The committee of inquiry investigating the attacks on behalf of the Düsseldorf parliament — the local legislature for the North-Rhine Westphalia region of which Cologne is a constituent part — revealed their latest findings revealing the role social media played in the attacks.
Team member and legal psychologist Professor Rudolf Egg told local newspaper the Express that for so many people to have turned up in one place at the same time could not have been down to chance. He said:
“It is therefore presumed there has been some form of agreement or consultation prior to the events, so that hundreds of men from the North African region should spend New Year’s Eve 2015 around Cologne Central Station.

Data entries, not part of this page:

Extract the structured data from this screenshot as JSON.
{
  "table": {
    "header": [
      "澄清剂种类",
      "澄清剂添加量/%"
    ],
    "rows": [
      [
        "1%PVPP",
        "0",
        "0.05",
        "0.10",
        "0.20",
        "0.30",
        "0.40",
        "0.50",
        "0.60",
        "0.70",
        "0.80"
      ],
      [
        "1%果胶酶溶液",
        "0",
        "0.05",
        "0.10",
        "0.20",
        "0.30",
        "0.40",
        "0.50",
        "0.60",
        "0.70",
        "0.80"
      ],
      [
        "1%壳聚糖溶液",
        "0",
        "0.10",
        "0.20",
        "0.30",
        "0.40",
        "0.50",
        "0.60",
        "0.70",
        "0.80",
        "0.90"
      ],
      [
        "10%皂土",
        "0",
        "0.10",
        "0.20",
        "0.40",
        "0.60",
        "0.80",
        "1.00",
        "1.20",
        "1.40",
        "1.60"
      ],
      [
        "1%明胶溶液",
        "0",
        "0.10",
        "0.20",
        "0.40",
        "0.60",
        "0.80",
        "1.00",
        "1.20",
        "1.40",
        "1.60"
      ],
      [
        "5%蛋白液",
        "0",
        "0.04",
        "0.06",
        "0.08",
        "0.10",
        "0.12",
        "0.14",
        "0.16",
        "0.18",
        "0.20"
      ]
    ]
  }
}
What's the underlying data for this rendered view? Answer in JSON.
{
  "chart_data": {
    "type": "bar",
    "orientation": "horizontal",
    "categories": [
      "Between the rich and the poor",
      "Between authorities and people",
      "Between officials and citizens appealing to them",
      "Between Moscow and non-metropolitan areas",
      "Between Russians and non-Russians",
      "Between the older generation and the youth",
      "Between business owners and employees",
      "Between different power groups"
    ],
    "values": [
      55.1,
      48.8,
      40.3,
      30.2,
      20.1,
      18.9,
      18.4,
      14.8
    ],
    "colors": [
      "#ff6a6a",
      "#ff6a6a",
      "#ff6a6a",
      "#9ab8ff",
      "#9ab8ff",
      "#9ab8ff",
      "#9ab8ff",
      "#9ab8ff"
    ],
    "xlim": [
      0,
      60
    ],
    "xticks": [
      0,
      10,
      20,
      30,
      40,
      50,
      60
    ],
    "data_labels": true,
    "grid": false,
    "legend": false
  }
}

“We suspect word of mouth in refugee camps or other residential accommodation, or to arrangements using social media such as Facebook or WhatsApp”.
While the psychologist said the predominantly North African migrants had arranged to congregate in great numbers on New Year’s Eve, the majority hadn’t gone with the express intention to rape and molest girls celebrating that night. Rather, when they saw local police were not doing anything about them engaging in other crimes, they become emboldened.
Professor Egg likened this to the well-known “broken windows theory”, where the threshold for offending drops when individuals realise they can be committed without repercussion. He said “this was exactly the case in Cologne on New Year’s Eve”.
Criticism was focussed on the police response in the immediate aftermath of the New Year’s Eve attacks which saw one child conceived by rape and 659 women recorded as victims of sexual assault.
A police report said: “The women were in this case surrounded by the group of people and groped above their clothing, jewellery stolen and was snatched. In one case, a 19-year-old German victim had fingers inserted into her body openings [vagina and anus]”.
Yet shortly after the full details of the unprecedented assault began to emerge, it transpired the low numbers of police on duty were down to a decision by the state interior minister, who had denied a request for re-enforcements from his police chief.
That police chief was then fired by interior minister Ralf Jager to restore public trust in the police. Later revelations showed how the interior ministry had ordered police to cover up the attacks by removing references to rape in their reports.